Hypothesis

Inflammatory SASP signaling triggers lysosomal membrane permeabilization in aged immune cells, releasing cathepsin proteases that trim protective protein aggregates into fibrillar, immunogenic seeds. These seeds act as damage‑associated molecular patterns that amplify NLRP3 inflammasome activation, converting a transient containment strategy into chronic pathology.

Mechanistic Rationale

• Proteostasis collapse in senescence leads to amorphous aggregates that sequester misfolded proteins (adaptive).
• SASP cytokines (IL‑6, TNFα, IL‑1β) activate NF‑κB and also induce ROS‑dependent lysosomal destabilization.[3][4]
• Cathepsin B/L released into the cytosol cleave aggregated substrates, generating exposed β‑sheet rich fragments.[5]
• Such fragments nucleate further amyloid formation and are readily phagocytosed, triggering TLR/NLRP3 pathways.[6]
• This creates a feed‑forward loop: more SASP → more lysosomal leak → more fibrillar seeds → more inflammation.

Testable Predictions

1. In aged macrophages exposed to SASP‑inducing conditions (e.g., ionizing radiation or etoposide), pharmacological inhibition of cathepsin B (Ca‑074Me) or genetic knockout will reduce cytosolic cathepsin activity without affecting overall lysosomal mass.
2. Under cathepsin inhibition, protein aggregates will remain predominantly amorphous (Thioflavin T low, EM showing lack of ordered fibrils) compared with control conditions where aggregates acquire Thioflavin T positivity and fibrillar ultrastructure.
3. Consequently, inflammasome readouts (ASC speck formation, caspase‑1 cleavage, IL‑1β secretion) will be markedly lower in cathepsin‑deficient cells despite equivalent SASP cytokine levels.
4. Functionally, phagocytic clearance of apoptotic cells and antigen presentation will be preserved, and markers of immunosenescence (p16^INK4a, SA‑β‑gal) will decline.

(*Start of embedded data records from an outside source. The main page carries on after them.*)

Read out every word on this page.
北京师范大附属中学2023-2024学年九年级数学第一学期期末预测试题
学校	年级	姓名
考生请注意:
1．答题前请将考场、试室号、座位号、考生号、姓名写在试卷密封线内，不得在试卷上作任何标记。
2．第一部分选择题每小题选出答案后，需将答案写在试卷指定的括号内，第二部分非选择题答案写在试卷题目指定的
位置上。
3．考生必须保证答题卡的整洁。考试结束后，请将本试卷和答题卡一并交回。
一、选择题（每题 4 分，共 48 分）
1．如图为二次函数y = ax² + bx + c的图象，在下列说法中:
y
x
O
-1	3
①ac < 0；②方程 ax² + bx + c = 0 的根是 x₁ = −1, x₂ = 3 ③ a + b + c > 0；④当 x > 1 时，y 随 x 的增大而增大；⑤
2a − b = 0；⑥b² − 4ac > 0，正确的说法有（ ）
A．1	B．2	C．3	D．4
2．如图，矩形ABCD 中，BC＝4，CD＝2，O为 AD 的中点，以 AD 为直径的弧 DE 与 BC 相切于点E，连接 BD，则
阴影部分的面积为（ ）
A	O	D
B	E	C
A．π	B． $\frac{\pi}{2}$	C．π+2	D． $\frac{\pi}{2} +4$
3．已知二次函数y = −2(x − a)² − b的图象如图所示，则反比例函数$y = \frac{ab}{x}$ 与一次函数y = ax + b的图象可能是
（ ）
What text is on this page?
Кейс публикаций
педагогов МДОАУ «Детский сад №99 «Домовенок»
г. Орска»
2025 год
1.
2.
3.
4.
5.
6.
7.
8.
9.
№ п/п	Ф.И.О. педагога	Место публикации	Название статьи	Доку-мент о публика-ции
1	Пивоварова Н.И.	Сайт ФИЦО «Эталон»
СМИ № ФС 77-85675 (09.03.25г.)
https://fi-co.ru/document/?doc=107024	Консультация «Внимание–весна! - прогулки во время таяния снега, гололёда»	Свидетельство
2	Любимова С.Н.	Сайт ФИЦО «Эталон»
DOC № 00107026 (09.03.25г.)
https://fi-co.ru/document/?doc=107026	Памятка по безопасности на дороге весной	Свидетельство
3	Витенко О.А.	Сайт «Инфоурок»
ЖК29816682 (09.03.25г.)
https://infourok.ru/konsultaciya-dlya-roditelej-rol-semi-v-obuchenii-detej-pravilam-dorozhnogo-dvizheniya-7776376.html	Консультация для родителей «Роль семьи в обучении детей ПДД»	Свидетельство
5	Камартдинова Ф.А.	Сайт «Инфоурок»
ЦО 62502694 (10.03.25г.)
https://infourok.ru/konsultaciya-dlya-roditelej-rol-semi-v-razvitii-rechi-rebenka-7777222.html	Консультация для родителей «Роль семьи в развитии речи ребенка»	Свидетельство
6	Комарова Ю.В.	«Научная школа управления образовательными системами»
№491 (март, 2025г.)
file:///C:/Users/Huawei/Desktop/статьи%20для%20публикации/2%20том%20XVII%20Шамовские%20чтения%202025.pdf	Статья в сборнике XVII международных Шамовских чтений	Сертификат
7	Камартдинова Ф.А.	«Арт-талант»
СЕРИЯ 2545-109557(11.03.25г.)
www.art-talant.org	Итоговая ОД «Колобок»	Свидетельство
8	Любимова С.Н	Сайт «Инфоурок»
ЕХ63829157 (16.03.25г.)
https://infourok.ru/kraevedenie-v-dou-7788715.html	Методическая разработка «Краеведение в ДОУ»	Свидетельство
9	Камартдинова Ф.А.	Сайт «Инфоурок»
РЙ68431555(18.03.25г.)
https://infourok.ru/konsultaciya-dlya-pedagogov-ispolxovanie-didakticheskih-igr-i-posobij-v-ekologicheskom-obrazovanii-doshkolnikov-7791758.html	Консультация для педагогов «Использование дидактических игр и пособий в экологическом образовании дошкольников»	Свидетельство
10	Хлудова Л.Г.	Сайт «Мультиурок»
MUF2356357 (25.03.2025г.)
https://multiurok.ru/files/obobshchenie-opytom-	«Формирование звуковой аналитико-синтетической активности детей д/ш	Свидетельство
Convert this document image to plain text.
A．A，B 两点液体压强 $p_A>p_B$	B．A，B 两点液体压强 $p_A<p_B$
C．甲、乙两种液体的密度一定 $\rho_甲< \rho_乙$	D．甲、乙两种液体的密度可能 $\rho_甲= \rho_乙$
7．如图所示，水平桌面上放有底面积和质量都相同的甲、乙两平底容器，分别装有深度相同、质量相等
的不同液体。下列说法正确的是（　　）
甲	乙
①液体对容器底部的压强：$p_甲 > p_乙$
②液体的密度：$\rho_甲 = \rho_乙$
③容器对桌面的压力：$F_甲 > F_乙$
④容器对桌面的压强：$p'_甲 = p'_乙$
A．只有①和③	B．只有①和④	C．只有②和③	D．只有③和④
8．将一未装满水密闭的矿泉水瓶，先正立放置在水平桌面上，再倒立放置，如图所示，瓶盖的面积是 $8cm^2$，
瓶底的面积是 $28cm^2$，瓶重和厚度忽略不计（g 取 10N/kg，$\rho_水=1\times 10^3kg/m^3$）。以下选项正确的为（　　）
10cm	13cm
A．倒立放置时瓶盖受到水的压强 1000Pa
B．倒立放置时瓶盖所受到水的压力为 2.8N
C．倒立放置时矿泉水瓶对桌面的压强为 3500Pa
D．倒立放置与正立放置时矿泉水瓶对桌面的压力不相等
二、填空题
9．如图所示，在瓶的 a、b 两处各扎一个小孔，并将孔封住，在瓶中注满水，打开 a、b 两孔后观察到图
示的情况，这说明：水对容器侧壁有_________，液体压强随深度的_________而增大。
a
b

Experimental Design (outline)

• Model: Bone‑marrow derived macrophages from young (3 mo) and aged (24 mo) mice; also human monocyte‑derived macrophages from donors >65 y.
• Treatment: 2 Gy γ‑irradiation to induce SASP; +/- cathepsin B inhibitor (Ca‑074Me, 10 µM) or vehicle.
• Readouts (24‑48 h):
  • Lysosomal integrity (Galectin‑3 puncta, LysoTracker loss).
  • Cytosolic cathepsin activity (Magic Red assay).
  • Aggregate conformation (Thioflavin T, filter‑trap assay, EM).
  • Inflammasome activation (ASC specks via imaging, caspase‑1 p20 Western, ELISA for IL‑1β/IL‑18).
  • Senescence markers (p16, SA‑β‑gal).
  • Phagocytosis assay (pHrodo‑labeled apoptotic neutrophils).
• Expected outcome: Cathepsin blockade preserves amorphous aggregates, lowers inflammasome output, improves phagocytosis, and reduces senescence markers.

Falsifiability

If cathepsin inhibition fails to shift aggregate morphology from fibrillar to amorphous, or does not diminish inflammasome activation despite verified lysosomal protection, the hypothesis is refuted. Likewise, if aggregate morphology changes but inflammasome activity remains unchanged, the proposed link between fibrillar seeds and immune activation is invalid.

Broader Implications

Confirming this mechanism would reposition protein aggregates not as inert waste but as dynamic substrates whose pathogenicity is shaped by lysosomal protease activity. It would suggest that combining senolytics or SASP blockers with lysosomal stabilizers (e.g., cathepsin inhibitors, Hsp70 inducers) could preserve the proteome’s adaptive aggregation state and break the inflammation‑aggregation vicious cycle in aging immunity.